6 – Prevalece, pois, na atualidade, o regime de serviço público na exploração dos jogos de bingo, que foi objeto de regulamentação pelo Decreto nº 3.659, de 14/11/2000, o qual foi editado depois da MP nº 2.049/24, de 26/10/2000, primeira a alterar – e que com tal texto foi sucessivamente reeditada, inclusive pela última delas, a MP nº 2.216-37/2001, atualmente vigente -, o art. 59 da Lei nº 9.615/98, que passou a dispor que “A exploração dos jogos de bingo, serviço público de competência da União, será executada, direta ou indiretamente, pela Caixa Econômica Federal em todo o território nacional, nos termos desta Lei e do respectivo regulamento”. Não houve, pois, desregulamentação do setor, de modo a permitir a exploração livre ou a repressão penal incondicionada e absoluta, mas a sujeição da atividade a um novo modelo e parâmetro, desde então fixado pela MP nº 2.216-37, de 31.08.01, vigente, ainda que provisoriamente, por força do art. 2º da EC nº 32, de 11/09/2001, mesmo porque a MP nº 168, de 20/02/2004, que pretendia revogar o regime da MP nº 2.216/37/01, foi expressamente rejeitada pelo Congresso Nacional.

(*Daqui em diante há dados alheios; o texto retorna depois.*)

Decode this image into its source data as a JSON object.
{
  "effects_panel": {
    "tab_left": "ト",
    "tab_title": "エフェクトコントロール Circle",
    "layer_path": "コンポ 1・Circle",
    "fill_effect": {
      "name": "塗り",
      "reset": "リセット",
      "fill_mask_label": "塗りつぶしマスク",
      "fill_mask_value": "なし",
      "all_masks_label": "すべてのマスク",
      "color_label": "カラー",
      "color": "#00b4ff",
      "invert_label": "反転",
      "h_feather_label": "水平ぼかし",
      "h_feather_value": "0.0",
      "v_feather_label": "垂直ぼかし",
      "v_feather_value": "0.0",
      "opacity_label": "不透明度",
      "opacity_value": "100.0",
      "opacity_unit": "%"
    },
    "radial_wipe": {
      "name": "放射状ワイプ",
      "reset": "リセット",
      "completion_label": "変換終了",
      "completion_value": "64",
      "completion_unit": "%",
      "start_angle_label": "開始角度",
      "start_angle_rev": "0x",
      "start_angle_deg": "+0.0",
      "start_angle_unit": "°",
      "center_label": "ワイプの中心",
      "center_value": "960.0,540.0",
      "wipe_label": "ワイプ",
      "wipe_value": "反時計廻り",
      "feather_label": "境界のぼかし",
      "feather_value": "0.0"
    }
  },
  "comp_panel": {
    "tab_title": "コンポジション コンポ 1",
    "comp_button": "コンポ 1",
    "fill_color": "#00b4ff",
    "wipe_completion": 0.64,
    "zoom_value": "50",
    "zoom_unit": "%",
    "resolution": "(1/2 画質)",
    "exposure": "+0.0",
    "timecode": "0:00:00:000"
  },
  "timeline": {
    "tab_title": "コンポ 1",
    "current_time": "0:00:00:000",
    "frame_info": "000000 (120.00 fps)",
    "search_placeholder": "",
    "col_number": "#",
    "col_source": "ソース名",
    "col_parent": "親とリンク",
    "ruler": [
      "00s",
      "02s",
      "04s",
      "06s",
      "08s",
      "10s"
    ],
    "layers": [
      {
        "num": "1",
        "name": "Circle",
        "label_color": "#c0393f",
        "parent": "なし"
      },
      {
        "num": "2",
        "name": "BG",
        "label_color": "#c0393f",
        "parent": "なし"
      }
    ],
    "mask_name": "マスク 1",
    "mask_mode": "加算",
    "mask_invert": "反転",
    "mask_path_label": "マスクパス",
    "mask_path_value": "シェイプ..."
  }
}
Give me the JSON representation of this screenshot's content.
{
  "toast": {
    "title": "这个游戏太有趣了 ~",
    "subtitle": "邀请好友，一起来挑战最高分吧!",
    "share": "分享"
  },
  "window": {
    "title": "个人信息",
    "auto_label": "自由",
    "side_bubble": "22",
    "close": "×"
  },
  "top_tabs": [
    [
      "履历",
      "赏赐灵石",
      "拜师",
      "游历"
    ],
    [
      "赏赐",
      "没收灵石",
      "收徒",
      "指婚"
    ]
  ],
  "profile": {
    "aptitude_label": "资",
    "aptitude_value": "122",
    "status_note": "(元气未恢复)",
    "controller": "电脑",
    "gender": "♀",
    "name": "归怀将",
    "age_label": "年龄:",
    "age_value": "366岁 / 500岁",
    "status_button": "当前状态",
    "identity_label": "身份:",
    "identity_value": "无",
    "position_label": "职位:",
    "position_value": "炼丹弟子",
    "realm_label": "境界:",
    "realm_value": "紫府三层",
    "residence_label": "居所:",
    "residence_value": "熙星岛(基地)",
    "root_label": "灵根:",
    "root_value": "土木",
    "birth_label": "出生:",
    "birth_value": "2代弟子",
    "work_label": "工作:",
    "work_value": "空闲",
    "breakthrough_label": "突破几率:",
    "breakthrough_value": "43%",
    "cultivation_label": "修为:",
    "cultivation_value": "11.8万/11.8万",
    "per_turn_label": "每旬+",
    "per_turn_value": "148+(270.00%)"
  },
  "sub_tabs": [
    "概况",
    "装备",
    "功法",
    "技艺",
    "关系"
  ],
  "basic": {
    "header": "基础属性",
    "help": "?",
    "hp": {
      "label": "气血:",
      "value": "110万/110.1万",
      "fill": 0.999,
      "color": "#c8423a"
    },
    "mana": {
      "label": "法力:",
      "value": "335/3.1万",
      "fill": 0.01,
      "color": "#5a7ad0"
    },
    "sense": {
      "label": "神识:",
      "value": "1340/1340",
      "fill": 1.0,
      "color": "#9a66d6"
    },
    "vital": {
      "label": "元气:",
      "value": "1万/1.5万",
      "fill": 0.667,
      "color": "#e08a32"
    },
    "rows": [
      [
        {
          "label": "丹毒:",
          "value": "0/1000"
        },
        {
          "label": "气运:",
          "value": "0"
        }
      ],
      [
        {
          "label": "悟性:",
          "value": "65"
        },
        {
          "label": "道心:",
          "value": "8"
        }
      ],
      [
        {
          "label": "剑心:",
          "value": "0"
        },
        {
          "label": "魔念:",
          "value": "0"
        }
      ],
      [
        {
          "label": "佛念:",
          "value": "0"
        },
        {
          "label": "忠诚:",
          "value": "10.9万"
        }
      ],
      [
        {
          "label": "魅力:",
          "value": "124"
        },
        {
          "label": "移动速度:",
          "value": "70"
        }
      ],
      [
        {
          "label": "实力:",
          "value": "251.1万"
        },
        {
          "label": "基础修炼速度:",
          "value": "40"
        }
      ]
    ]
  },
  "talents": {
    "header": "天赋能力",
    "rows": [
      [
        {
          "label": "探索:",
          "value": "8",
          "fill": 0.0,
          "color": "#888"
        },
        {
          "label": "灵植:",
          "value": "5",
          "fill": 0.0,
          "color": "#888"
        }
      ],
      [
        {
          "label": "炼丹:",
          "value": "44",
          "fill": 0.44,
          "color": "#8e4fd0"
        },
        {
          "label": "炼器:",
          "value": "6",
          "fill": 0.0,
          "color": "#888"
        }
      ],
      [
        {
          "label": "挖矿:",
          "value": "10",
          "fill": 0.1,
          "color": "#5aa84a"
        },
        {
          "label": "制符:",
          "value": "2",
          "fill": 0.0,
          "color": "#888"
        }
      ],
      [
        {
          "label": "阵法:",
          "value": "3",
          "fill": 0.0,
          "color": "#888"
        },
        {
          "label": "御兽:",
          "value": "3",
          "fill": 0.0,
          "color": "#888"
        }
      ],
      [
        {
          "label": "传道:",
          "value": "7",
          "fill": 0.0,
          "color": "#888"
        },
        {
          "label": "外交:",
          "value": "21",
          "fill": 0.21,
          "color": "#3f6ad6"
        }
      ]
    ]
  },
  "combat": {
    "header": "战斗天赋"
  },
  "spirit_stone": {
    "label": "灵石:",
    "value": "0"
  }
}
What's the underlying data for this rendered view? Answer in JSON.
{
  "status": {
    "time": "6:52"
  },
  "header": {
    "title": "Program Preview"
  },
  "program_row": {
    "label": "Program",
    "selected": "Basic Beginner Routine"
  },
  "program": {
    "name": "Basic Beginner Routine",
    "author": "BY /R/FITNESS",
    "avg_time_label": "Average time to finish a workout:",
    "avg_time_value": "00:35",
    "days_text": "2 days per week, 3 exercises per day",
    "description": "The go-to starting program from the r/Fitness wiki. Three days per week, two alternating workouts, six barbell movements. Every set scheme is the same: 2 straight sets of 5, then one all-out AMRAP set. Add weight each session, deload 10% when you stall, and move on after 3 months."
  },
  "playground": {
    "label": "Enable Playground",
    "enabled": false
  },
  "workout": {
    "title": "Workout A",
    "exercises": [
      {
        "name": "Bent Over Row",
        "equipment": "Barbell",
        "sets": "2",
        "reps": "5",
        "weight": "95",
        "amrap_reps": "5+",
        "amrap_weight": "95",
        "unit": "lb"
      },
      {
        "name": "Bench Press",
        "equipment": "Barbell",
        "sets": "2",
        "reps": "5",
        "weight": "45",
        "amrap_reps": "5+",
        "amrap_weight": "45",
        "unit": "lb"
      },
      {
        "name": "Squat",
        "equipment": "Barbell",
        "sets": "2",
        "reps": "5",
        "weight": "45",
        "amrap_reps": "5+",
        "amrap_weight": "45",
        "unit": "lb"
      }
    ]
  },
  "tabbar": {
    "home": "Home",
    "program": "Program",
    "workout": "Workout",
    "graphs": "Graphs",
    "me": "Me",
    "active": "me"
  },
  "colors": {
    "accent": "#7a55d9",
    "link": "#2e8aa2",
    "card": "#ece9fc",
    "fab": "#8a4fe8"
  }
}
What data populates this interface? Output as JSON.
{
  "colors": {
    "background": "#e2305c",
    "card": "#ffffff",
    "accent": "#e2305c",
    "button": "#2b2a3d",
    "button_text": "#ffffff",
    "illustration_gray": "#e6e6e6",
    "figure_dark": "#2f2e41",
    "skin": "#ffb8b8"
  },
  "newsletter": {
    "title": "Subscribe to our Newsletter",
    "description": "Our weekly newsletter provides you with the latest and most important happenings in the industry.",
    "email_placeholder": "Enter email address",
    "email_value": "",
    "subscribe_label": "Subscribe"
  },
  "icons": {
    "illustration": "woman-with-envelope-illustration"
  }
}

7 – A CEF, reiteradamente, deixou de conceder autorização para o funcionamento dos bingos, inviabilizando sua legalidade, pois se cuidava de atividade inserida nos termos da restrição do parágrafo único do art. 170 da Carta Constitucional.
8 – O maquinário apreendido, por ocasião do cumprimento da medida liminar e da lacração do imóvel, deverá ser encaminhado à Secretaria da Receita Federal, nos termos da normativa IN/SRF n. 309/2003, a qual prevê a pena de perdimento.
9 – Reputa-se necessário também o estabelecimento de um valor pecuniário suficiente para inibir qualquer tentativa de se burlar o comando judicial e a ordem legal (como no precedente da Terceira Turma desta C. Corte, na AC 1347313, Rel Des. Fed. Cecília Marcondes, DJ 25/11/2008), fixando tal valor (multa diária) em R$ 10.000,00.
10 – Não reconhecida a existência de um dano moral social causado pelo jogo do bingo no caso dos autos em razão da compreensão exata do dano moral revelar dificuldades práticas (afinal, não se teria uma prova concreta de dano, mas, no máximo, uma concretude presumida) de acordo com precedentes desta Turma (TRF3. AC-1458026. Rel. Des. Fed. Marli Ferreira. DJ 12/08/2011, AC 200761040047485, Rel. Des. Fed. Roberto Haddad, REO 1342757. Rel Des Federal Fábio Prieto. DJ 12/05/2009) e de outras Turmas desta Corte (AC – 1341677 Rel. Juiz Conv. Souza Ribeiro. Terceira Turma. DJ 02/12/2011, REO – 1276183 . Rel. Des. Fed. Márcio Moraes. Terceira Turma. DJ 18/02/2010).
11 – Apelação a que se dá provimento para declarar a nulidade da r. sentença e, nos termos do artigo 515, § 3º, do CPC, julgar parcialmente procedente o pedido.